Kubernetes Baseline

Run kubectl apply -f init.yml to install:

• ArgoCD
  • NGINX Ingress Controller
  • cert-manager
  • prometheus and grafana
  • loki
  • keel
  • reloader

Notes

ingress-nginx servicemonitor

For unknown reasons the servicemonitor is not create on helm install and therefore no metrics will be scraped by prometheus. Use helm upgrade -n ingress-nginx ingress-nginx ingress-nginx/ingress-nginx to force an update of t the release.

Linode

PROXY protocol needs to be enabled for ingress-nginx to see the clients IP in ingress log.

Add the PROXY protocol annotation to the ingress-nginx service:

annotations:
    service.beta.kubernetes.io/linode-loadbalancer-proxy-protocol: v2

Update the ingress-nginx ConfigMap to make nginx expect PROXY protocol data:

data:
  use-proxy-protocol: "true"

cert-manager

However, when you have the PROXY protocol enabled, the external load balancer does modify the traffic, prepending the PROXY line before each TCP connection.
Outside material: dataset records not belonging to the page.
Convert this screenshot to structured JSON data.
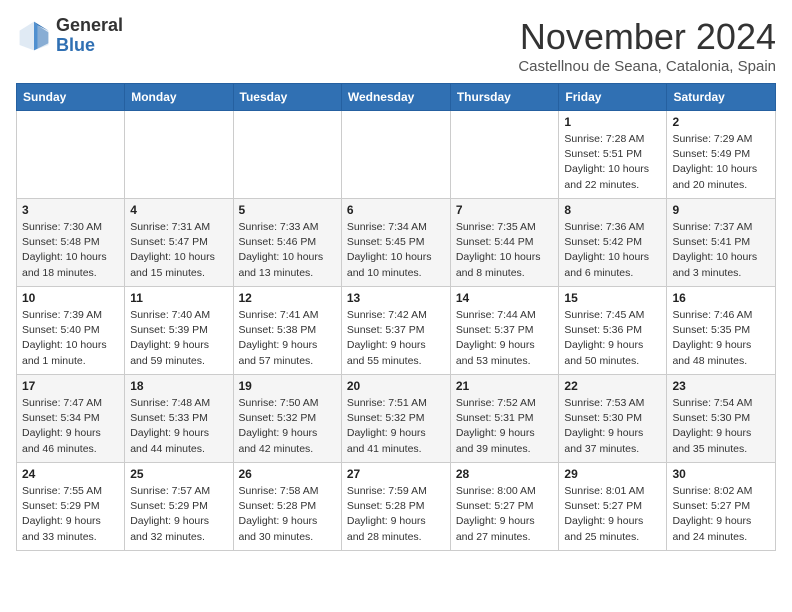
{
  "logo": {
    "general": "General",
    "blue": "Blue"
  },
  "header": {
    "month": "November 2024",
    "location": "Castellnou de Seana, Catalonia, Spain"
  },
  "weekdays": [
    "Sunday",
    "Monday",
    "Tuesday",
    "Wednesday",
    "Thursday",
    "Friday",
    "Saturday"
  ],
  "weeks": [
    [
      {
        "day": "",
        "info": ""
      },
      {
        "day": "",
        "info": ""
      },
      {
        "day": "",
        "info": ""
      },
      {
        "day": "",
        "info": ""
      },
      {
        "day": "",
        "info": ""
      },
      {
        "day": "1",
        "info": "Sunrise: 7:28 AM\nSunset: 5:51 PM\nDaylight: 10 hours and 22 minutes."
      },
      {
        "day": "2",
        "info": "Sunrise: 7:29 AM\nSunset: 5:49 PM\nDaylight: 10 hours and 20 minutes."
      }
    ],
    [
      {
        "day": "3",
        "info": "Sunrise: 7:30 AM\nSunset: 5:48 PM\nDaylight: 10 hours and 18 minutes."
      },
      {
        "day": "4",
        "info": "Sunrise: 7:31 AM\nSunset: 5:47 PM\nDaylight: 10 hours and 15 minutes."
      },
      {
        "day": "5",
        "info": "Sunrise: 7:33 AM\nSunset: 5:46 PM\nDaylight: 10 hours and 13 minutes."
      },
      {
        "day": "6",
        "info": "Sunrise: 7:34 AM\nSunset: 5:45 PM\nDaylight: 10 hours and 10 minutes."
      },
      {
        "day": "7",
        "info": "Sunrise: 7:35 AM\nSunset: 5:44 PM\nDaylight: 10 hours and 8 minutes."
      },
      {
        "day": "8",
        "info": "Sunrise: 7:36 AM\nSunset: 5:42 PM\nDaylight: 10 hours and 6 minutes."
      },
      {
        "day": "9",
        "info": "Sunrise: 7:37 AM\nSunset: 5:41 PM\nDaylight: 10 hours and 3 minutes."
      }
    ],
    [
      {
        "day": "10",
        "info": "Sunrise: 7:39 AM\nSunset: 5:40 PM\nDaylight: 10 hours and 1 minute."
      },
      {
        "day": "11",
        "info": "Sunrise: 7:40 AM\nSunset: 5:39 PM\nDaylight: 9 hours and 59 minutes."
      },
      {
        "day": "12",
        "info": "Sunrise: 7:41 AM\nSunset: 5:38 PM\nDaylight: 9 hours and 57 minutes."
      },
      {
        "day": "13",
        "info": "Sunrise: 7:42 AM\nSunset: 5:37 PM\nDaylight: 9 hours and 55 minutes."
      },
      {
        "day": "14",
        "info": "Sunrise: 7:44 AM\nSunset: 5:37 PM\nDaylight: 9 hours and 53 minutes."
      },
      {
        "day": "15",
        "info": "Sunrise: 7:45 AM\nSunset: 5:36 PM\nDaylight: 9 hours and 50 minutes."
      },
      {
        "day": "16",
        "info": "Sunrise: 7:46 AM\nSunset: 5:35 PM\nDaylight: 9 hours and 48 minutes."
      }
    ],
    [
      {
        "day": "17",
        "info": "Sunrise: 7:47 AM\nSunset: 5:34 PM\nDaylight: 9 hours and 46 minutes."
      },
      {
        "day": "18",
        "info": "Sunrise: 7:48 AM\nSunset: 5:33 PM\nDaylight: 9 hours and 44 minutes."
      },
      {
        "day": "19",
        "info": "Sunrise: 7:50 AM\nSunset: 5:32 PM\nDaylight: 9 hours and 42 minutes."
      },
      {
        "day": "20",
        "info": "Sunrise: 7:51 AM\nSunset: 5:32 PM\nDaylight: 9 hours and 41 minutes."
      },
      {
        "day": "21",
        "info": "Sunrise: 7:52 AM\nSunset: 5:31 PM\nDaylight: 9 hours and 39 minutes."
      },
      {
        "day": "22",
        "info": "Sunrise: 7:53 AM\nSunset: 5:30 PM\nDaylight: 9 hours and 37 minutes."
      },
      {
        "day": "23",
        "info": "Sunrise: 7:54 AM\nSunset: 5:30 PM\nDaylight: 9 hours and 35 minutes."
      }
    ],
    [
      {
        "day": "24",
        "info": "Sunrise: 7:55 AM\nSunset: 5:29 PM\nDaylight: 9 hours and 33 minutes."
      },
      {
        "day": "25",
        "info": "Sunrise: 7:57 AM\nSunset: 5:29 PM\nDaylight: 9 hours and 32 minutes."
      },
      {
        "day": "26",
        "info": "Sunrise: 7:58 AM\nSunset: 5:28 PM\nDaylight: 9 hours and 30 minutes."
      },
      {
        "day": "27",
        "info": "Sunrise: 7:59 AM\nSunset: 5:28 PM\nDaylight: 9 hours and 28 minutes."
      },
      {
        "day": "28",
        "info": "Sunrise: 8:00 AM\nSunset: 5:27 PM\nDaylight: 9 hours and 27 minutes."
      },
      {
        "day": "29",
        "info": "Sunrise: 8:01 AM\nSunset: 5:27 PM\nDaylight: 9 hours and 25 minutes."
      },
      {
        "day": "30",
        "info": "Sunrise: 8:02 AM\nSunset: 5:27 PM\nDaylight: 9 hours and 24 minutes."
      }
    ]
  ]
}
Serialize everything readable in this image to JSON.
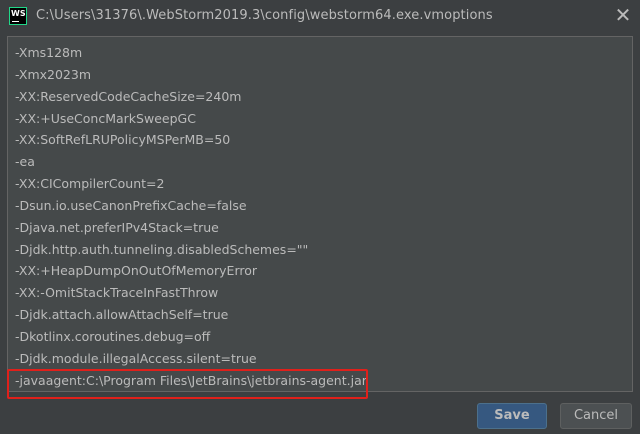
{
  "window": {
    "title": "C:\\Users\\31376\\.WebStorm2019.3\\config\\webstorm64.exe.vmoptions",
    "app_icon_label": "WS",
    "close_glyph": "✕"
  },
  "editor": {
    "lines": [
      "-Xms128m",
      "-Xmx2023m",
      "-XX:ReservedCodeCacheSize=240m",
      "-XX:+UseConcMarkSweepGC",
      "-XX:SoftRefLRUPolicyMSPerMB=50",
      "-ea",
      "-XX:CICompilerCount=2",
      "-Dsun.io.useCanonPrefixCache=false",
      "-Djava.net.preferIPv4Stack=true",
      "-Djdk.http.auth.tunneling.disabledSchemes=\"\"",
      "-XX:+HeapDumpOnOutOfMemoryError",
      "-XX:-OmitStackTraceInFastThrow",
      "-Djdk.attach.allowAttachSelf=true",
      "-Dkotlinx.coroutines.debug=off",
      "-Djdk.module.illegalAccess.silent=true",
      "-javaagent:C:\\Program Files\\JetBrains\\jetbrains-agent.jar"
    ],
    "highlight_color": "#e0201b"
  },
  "buttons": {
    "save_label": "Save",
    "cancel_label": "Cancel"
  },
  "colors": {
    "background": "#3c3f41",
    "editor_background": "#45494a",
    "text": "#bbbbbb",
    "primary_button": "#365880"
  }
}
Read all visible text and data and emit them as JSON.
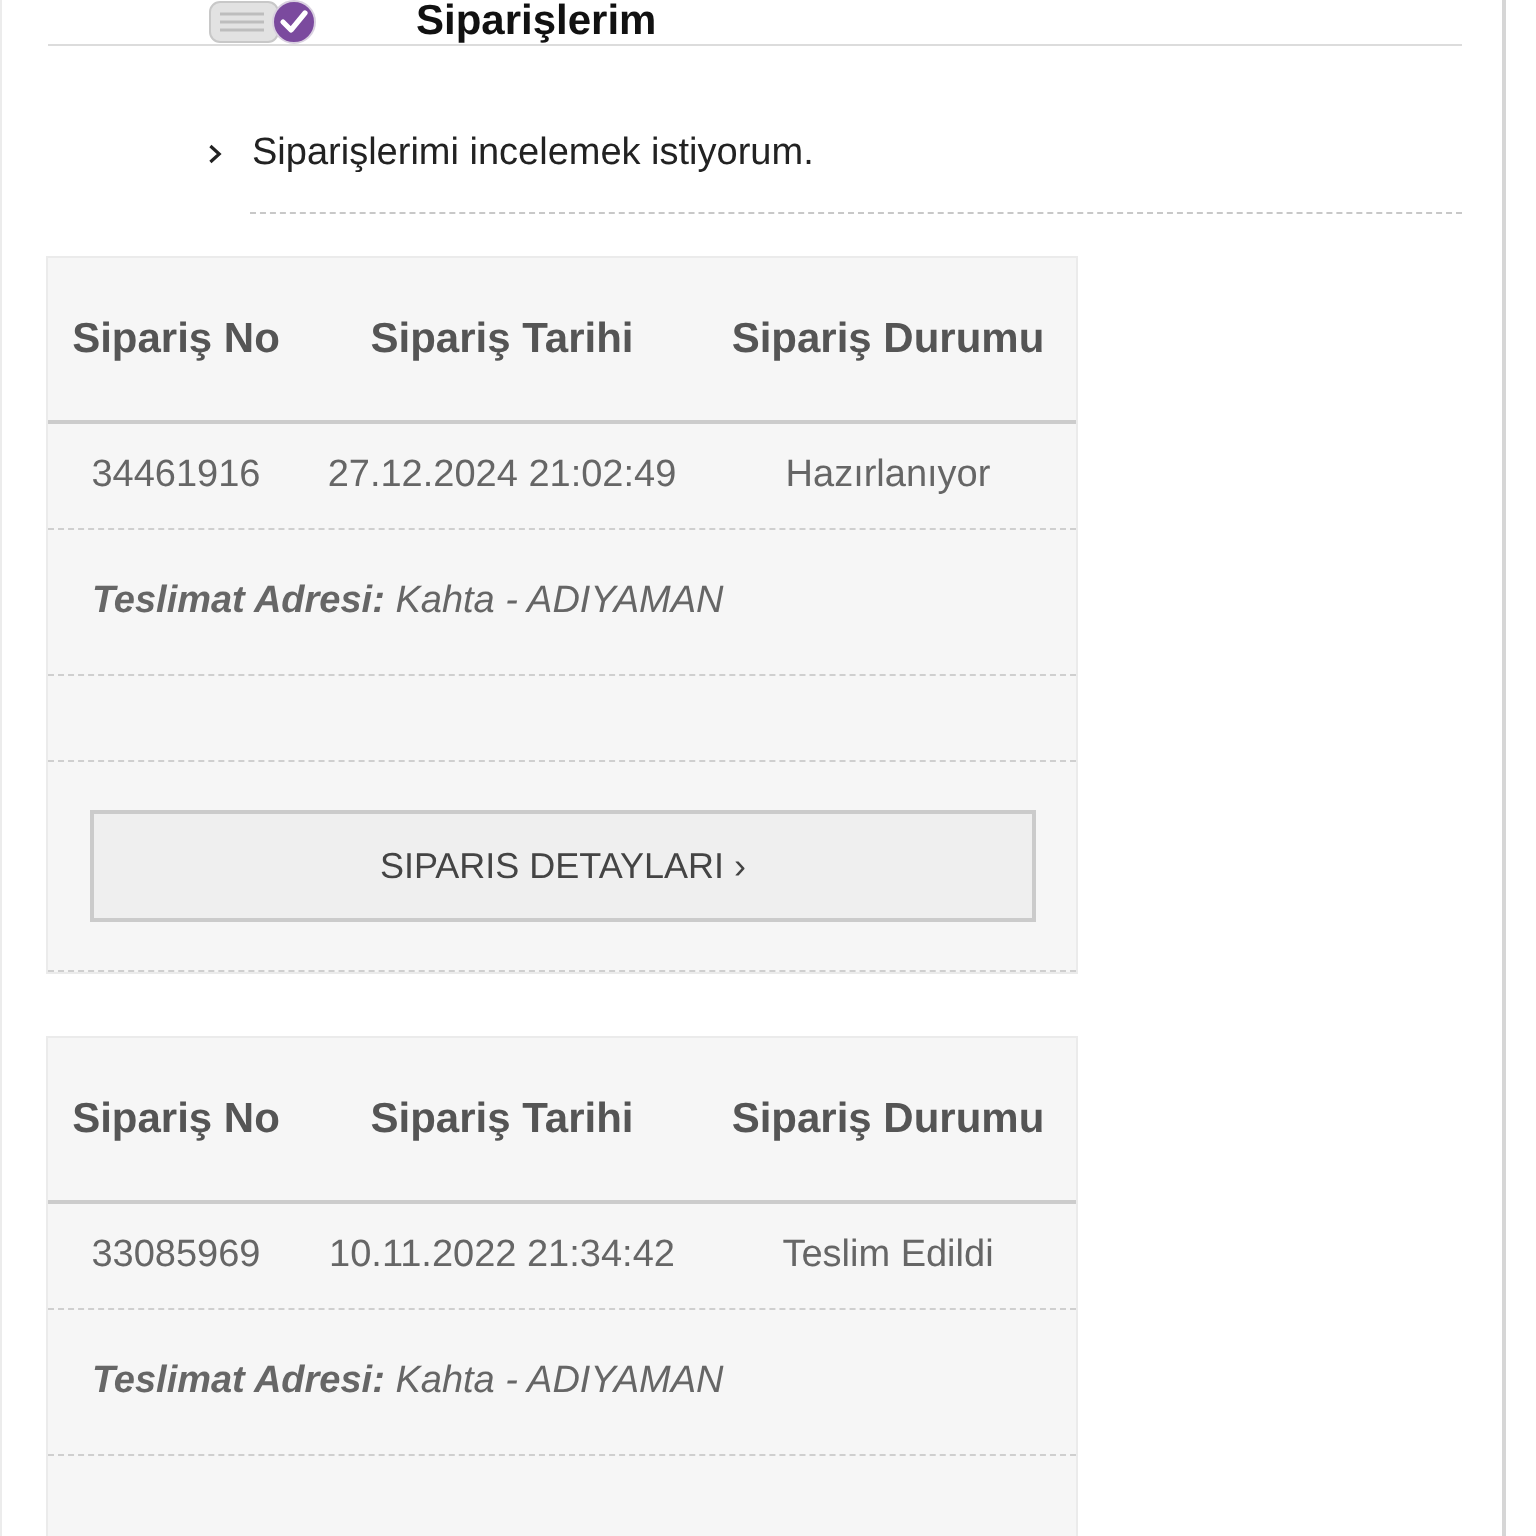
{
  "header": {
    "title": "Siparişlerim"
  },
  "intro": {
    "text": "Siparişlerimi incelemek istiyorum."
  },
  "orders": [
    {
      "columns": [
        "Sipariş No",
        "Sipariş Tarihi",
        "Sipariş Durumu"
      ],
      "row": [
        "34461916",
        "27.12.2024 21:02:49",
        "Hazırlanıyor"
      ],
      "address_label": "Teslimat Adresi:",
      "address": "Kahta - ADIYAMAN",
      "button": "SIPARIS DETAYLARI ›"
    },
    {
      "columns": [
        "Sipariş No",
        "Sipariş Tarihi",
        "Sipariş Durumu"
      ],
      "row": [
        "33085969",
        "10.11.2022 21:34:42",
        "Teslim Edildi"
      ],
      "address_label": "Teslimat Adresi:",
      "address": "Kahta - ADIYAMAN"
    }
  ]
}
If you connect directly to the web server internally, bypassing the external load balancer, then it will receive traffic without the PROXY line.

This is particularly a problem when using cert-manager for provisioning SSL certificates.

After enabling the PROXY protocol cert-manager is unable to perform a self check ("propagation check failed", "failed to perform self check GET request").

hairpin-proxy adds PROXY protocol support for internal-to-LoadBalancer traffic for Kubernetes Ingress users, specifically for cert-manager self-checks (no further configuration needed).